Albert: "Apa kau tau jalan pulang kerumahmu?"
Gordon: "aku tidak tau jalan kembali, kurasa kita harus terus berjalan lurus kedepan. Aku sangat panik hingga tidak menghafal jalan"
Albert: "Andai kita dapat membuat kompas. Baiklah salah satu jalan kita harus terus berjalan lurus hingga kita mungkin akan menemukan peradaban"
Gordon: "Kurasa mustahil.

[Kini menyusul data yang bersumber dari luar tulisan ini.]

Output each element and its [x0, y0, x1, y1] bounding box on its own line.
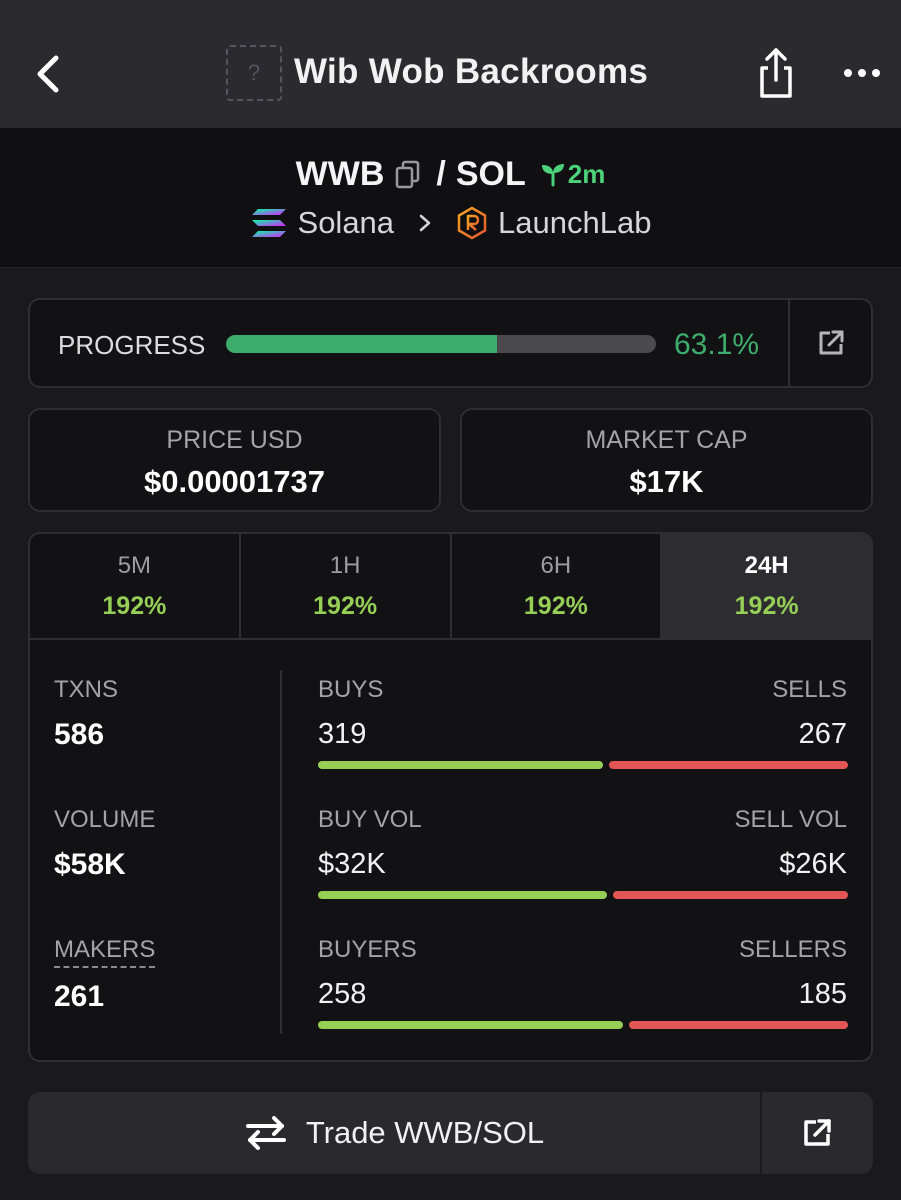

Baiklah tidak ada pilihan lain, kurasa jika kita berputar kembali kita akan semakin tersesat disini"
Albert: "Baiklah ayok ikuti diriku"
Mereka berdua melanjutkan perjalanan mereka di tengah badai salju melanda, mereka terus berjalan maju hingga menemukan peradaban
Setelah berpuluh puluh kilometer dilewati, Albert melihat bangunan baja besar di hadapannya, bangunan besar tersebut sudah mau runtuh dan mereka berdua memutuskan untuk menginap sementara karena mereka sangat lelah setelah berjalan puluhan kilometer
Albert: "Ayok kita masuk, kau lelahkan"
Gordon: "Tentu saja aku lelah ayok kita berdua masuk"
Setelah mereka masuk mereka melihat banyak sekali ruangan didalam bangunan baja tersebut
Gordon: "Kira kira siapa yang membangun bangunan baja ini dalam 7 tahun"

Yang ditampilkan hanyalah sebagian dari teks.